憲法で禁じられてきた集団的自衛権の行使を可能にする「安保法制」が可決成立したのである。社民党の福島みずほ議員が「戦争法」と喝破した、凶悪で醜悪な法案である。
醜悪なのは国会の内外で茶番劇が繰り広げられたことだった。それは現在も続く。
安保法制が強行採決された19日は土曜日。翌日から4連休である。連休明けに安倍首相は訪米を控えていた。
集団的自衛権の行使を容認する安保法制制定の裏には、米国の強い要請があったのだ。

=2015年9月14日。安保法制に反対する若い力がバリケードを崩壊させた。
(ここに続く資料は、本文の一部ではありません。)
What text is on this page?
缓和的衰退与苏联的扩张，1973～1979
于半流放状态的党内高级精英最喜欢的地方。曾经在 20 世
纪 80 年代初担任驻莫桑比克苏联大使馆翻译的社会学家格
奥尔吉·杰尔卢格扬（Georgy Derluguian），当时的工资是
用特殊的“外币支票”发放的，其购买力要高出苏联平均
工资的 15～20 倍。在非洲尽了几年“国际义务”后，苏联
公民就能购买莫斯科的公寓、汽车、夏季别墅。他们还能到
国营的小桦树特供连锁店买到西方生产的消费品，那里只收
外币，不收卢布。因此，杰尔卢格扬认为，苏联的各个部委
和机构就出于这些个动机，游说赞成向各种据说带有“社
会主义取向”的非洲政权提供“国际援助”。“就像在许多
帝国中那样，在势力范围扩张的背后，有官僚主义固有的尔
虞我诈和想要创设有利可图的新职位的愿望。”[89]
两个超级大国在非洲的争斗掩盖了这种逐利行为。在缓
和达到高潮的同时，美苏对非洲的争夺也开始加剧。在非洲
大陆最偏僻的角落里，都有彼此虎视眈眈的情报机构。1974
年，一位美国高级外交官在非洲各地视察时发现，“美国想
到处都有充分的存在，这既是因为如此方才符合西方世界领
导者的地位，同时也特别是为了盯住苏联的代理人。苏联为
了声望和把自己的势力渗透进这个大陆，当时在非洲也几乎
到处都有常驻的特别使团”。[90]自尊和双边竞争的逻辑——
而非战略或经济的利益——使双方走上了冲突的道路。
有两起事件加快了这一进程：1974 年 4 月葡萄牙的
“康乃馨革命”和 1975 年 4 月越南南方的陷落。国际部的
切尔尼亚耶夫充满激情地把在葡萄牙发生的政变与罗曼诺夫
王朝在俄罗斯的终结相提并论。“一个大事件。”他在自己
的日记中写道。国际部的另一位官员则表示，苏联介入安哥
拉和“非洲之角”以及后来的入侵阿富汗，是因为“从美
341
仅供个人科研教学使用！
国会正門前 撮影:田中龍作=
19日(土曜日)に野党が採決させないようにすれば、安倍首相は安保法制を手土産に米国の土を踏むことはできなかった。
ギリギリまで引っ張ったのは「抵抗しましたよ」という風に見せる野党のパフォーマンスだったのだ。
19日に採決させない戦術としては、牛歩があった。実際、山本太郎は牛歩した。投票箱のある檀上に上がるや「アメリカと経団連にコントロールされた政治はやめろ。外(国民)の声が聞こえないか」と議員たちを一喝した。

=2015年9月18日夜、強行採決まであと4時間。「憲法守れ」「安倍は辞めろ」…これが外の声だった。国会正門前 撮影:田中龍作=
安保法制に反対する人々が怒涛のように国会に押し寄せた。議事堂正門前から霞ヶ関まで人で埋め尽くされた。主催者発表の12万人は盛りではなかった。8月31日のことだ。
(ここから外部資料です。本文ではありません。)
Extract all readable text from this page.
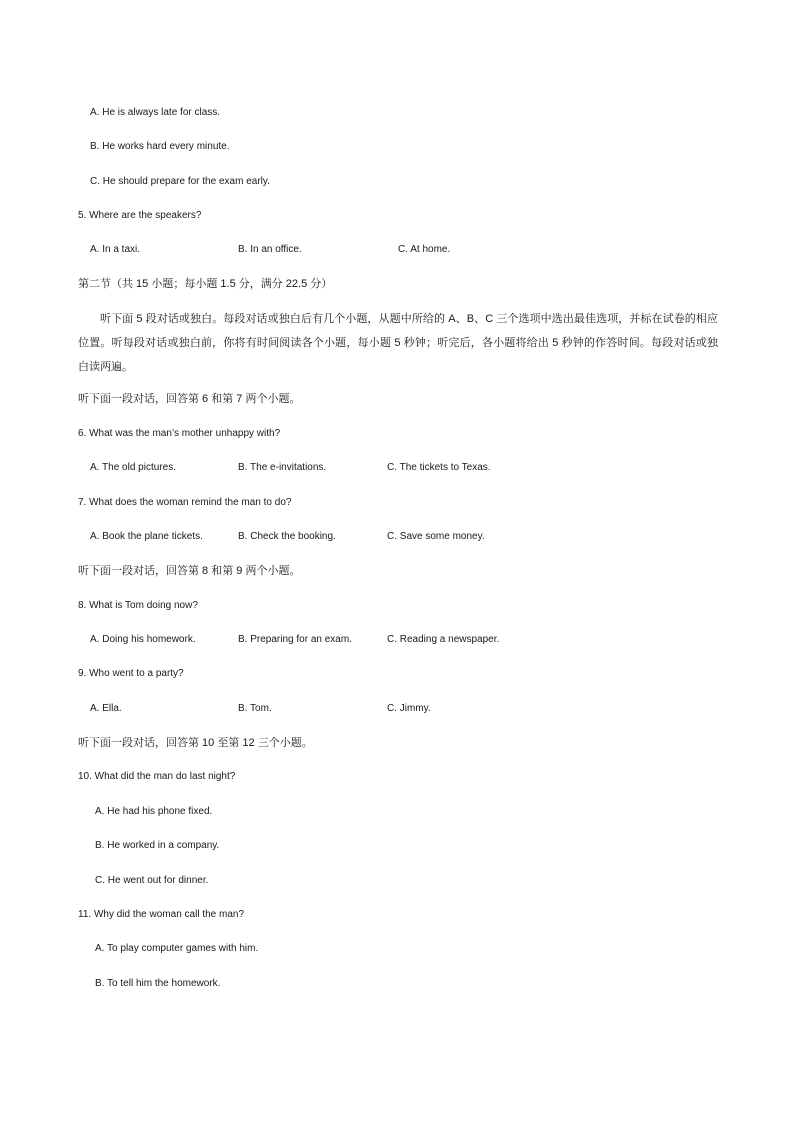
A. He is always late for class.
B. He works hard every minute.
C. He should prepare for the exam early.
5. Where are the speakers?
A. In a taxi.	B. In an office.	C. At home.
第二节（共 15 小题；每小题 1.5 分，满分 22.5 分）
听下面 5 段对话或独白。每段对话或独白后有几个小题，从题中所给的 A、B、C 三个选项中选出最佳选项，并标在试卷的相应位置。听每段对话或独白前，你将有时间阅读各个小题，每小题 5 秒钟；听完后，各小题将给出 5 秒钟的作答时间。每段对话或独白读两遍。
听下面一段对话，回答第 6 和第 7 两个小题。
6. What was the man’s mother unhappy with?
A. The old pictures.	B. The e-invitations.	C. The tickets to Texas.
7. What does the woman remind the man to do?
A. Book the plane tickets.	B. Check the booking.	C. Save some money.
听下面一段对话，回答第 8 和第 9 两个小题。
8. What is Tom doing now?
A. Doing his homework.	B. Preparing for an exam.	C. Reading a newspaper.
9. Who went to a party?
A. Ella.	B. Tom.	C. Jimmy.
听下面一段对话，回答第 10 至第 12 三个小题。
10. What did the man do last night?
A. He had his phone fixed.
B. He worked in a company.
C. He went out for dinner.
11. Why did the woman call the man?
A. To play computer games with him.
B. To tell him the homework.
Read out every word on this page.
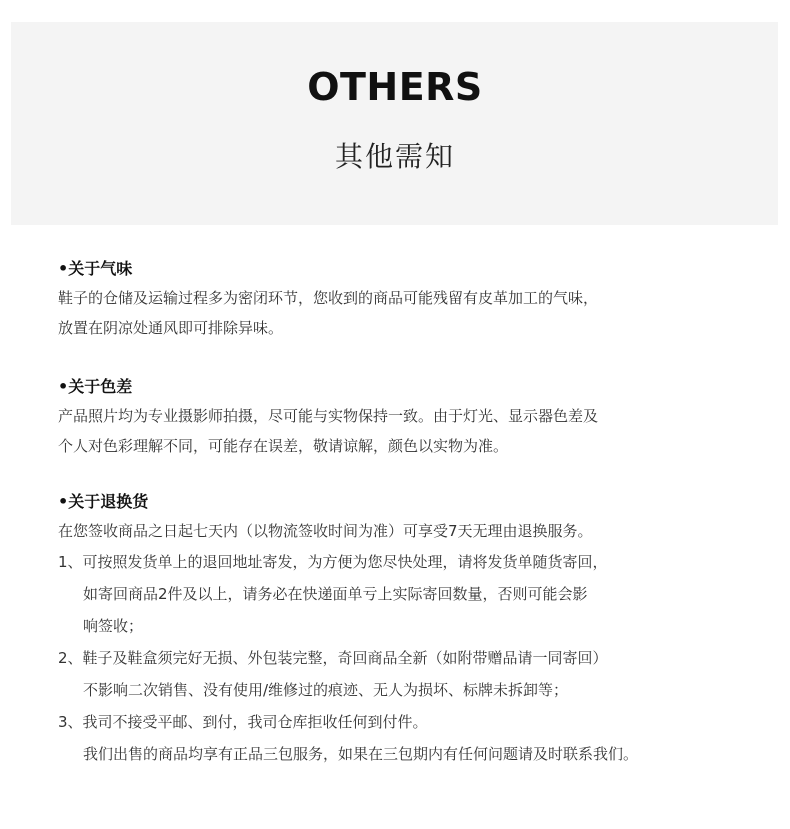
OTHERS
其他需知

•关于气味

鞋子的仓储及运输过程多为密闭环节，您收到的商品可能残留有皮革加工的气味，

放置在阴凉处通风即可排除异味。

•关于色差

产品照片均为专业摄影师拍摄，尽可能与实物保持一致。由于灯光、显示器色差及

个人对色彩理解不同，可能存在误差，敬请谅解，颜色以实物为准。

•关于退换货

在您签收商品之日起七天内（以物流签收时间为准）可享受7天无理由退换服务。

1、可按照发货单上的退回地址寄发，为方便为您尽快处理，请将发货单随货寄回，
如寄回商品2件及以上，请务必在快递面单亏上实际寄回数量，否则可能会影
响签收；
2、鞋子及鞋盒须完好无损、外包装完整，奇回商品全新（如附带赠品请一同寄回）
不影响二次销售、没有使用/维修过的痕迹、无人为损坏、标牌未拆卸等；
3、我司不接受平邮、到付，我司仓库拒收任何到付件。
我们出售的商品均享有正品三包服务，如果在三包期内有任何问题请及时联系我们。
翌月に強行採決が予想されていたため、人々は危機感を募らせたのである。
デモ隊で埋め尽くされた議事堂前の空撮映像は、安倍晋三が最も嫌う光景と伝えられた。安保法制に反対する国民の怒りのエネルギーを畏怖していたのだろう。
警察は議事堂正門前に機動隊の輸送車を2列に配置し、さらに鉄製のバリケードを築いた。国会突入を防ぐためだ。
霞ヶ関方面から押し寄せてくる参加者は引きもきらなかった。前進圧力が強まれば、機動隊の輸送車もバリケードも突破される。
その時だった。突如として主催者側から「お帰り下さい」のアナウンスが流れた。田中は我が耳を疑った。何かの間違いだろうと。リーダー格の市民運動家は「負け続けたから今がある」などと嘯く御仁だ。
それでも参加者は主催者側の言いつけであるためアナウンスに従ってゾロゾロと帰り始めた。8月31日午後4時、安倍続投が決まった瞬間だった。
国会の内と外での茶番が安倍政権を延命させた。国会内の茶番は今なお続く。